If the mother of a baby has symptoms or tests positive for Covid-19, should she isolate herself from the baby?
Given the current limited evidence, we advise that women and healthy infants, not otherwise requiring neonatal care, are kept together in the immediate post-partum period.
A risks/benefits discussion with neonatologists and families to individualise care in babies who may be more susceptible is recommended.
Can a new mother with the virus breastfeed?
The main risk of breastfeeding for infants is the close contact with the mother, who is likely to share infective droplets. In the light of the current evidence, it is advised that the benefits of breastfeeding outweigh any potential risks of transmission of the virus through breastmilk. Precautions should be taken to reduce spread to the baby such as, hand washing before touching the baby, avoiding coughing or sneezing on the baby while feeding, and considering wearing a face mask, if available, while feeding or caring for the baby.
Can a pregnant person be accompanied by a partner or have visitors?
A person in labour can be accompanied by one birthing partner, according to the new guidelines. No visitors are permitted in ante-natal or post-natal ward areas.

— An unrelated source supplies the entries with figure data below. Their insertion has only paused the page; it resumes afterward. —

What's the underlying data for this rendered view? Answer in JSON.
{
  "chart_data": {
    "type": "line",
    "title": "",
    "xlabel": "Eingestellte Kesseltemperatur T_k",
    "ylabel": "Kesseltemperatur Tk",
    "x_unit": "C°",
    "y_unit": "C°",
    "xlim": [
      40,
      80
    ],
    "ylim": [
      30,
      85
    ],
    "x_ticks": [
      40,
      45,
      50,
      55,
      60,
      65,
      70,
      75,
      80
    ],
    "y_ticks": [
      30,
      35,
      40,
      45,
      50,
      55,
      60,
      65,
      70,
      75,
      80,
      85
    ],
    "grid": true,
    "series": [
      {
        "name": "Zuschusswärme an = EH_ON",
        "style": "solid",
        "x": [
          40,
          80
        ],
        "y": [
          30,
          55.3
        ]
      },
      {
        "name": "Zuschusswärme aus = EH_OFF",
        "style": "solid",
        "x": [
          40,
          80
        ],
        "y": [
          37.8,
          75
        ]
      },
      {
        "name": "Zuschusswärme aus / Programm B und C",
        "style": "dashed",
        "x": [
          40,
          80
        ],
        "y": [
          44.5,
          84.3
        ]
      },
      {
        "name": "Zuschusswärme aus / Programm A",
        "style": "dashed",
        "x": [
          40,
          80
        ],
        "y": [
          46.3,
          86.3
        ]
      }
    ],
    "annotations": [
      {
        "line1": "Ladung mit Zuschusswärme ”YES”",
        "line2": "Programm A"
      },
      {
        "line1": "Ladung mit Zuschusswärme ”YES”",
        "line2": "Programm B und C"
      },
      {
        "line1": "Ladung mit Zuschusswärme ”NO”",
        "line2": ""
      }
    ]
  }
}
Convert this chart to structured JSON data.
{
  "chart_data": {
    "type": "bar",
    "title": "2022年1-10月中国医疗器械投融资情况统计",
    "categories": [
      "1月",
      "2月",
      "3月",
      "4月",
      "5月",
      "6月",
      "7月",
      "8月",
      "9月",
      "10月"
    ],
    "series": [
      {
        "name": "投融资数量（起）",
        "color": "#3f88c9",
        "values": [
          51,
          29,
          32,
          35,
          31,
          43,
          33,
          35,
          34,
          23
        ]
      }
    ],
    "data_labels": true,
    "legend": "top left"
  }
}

Will babies continue to be delivered in all Northern Ireland hospitals?
No, not at Causeway Hospital in Coleraine. Antenatal services will continue but it is not possible to deliver babies in the hospital during this surge period.
This is due to a lack skilled paediatricians available to provide emergency care to a baby born in distress throughout the 24 hour period. To protect the wellbeing of mothers and babies, women booked to deliver in Causeway will be contacted and have their delivery transferred to Antrim or Altnagelvin Hospital.
Should parents introduce their newborn to friends and family?
Current government guidance is that you should not meet with people outside your household, so no family celebrations are permitted at present.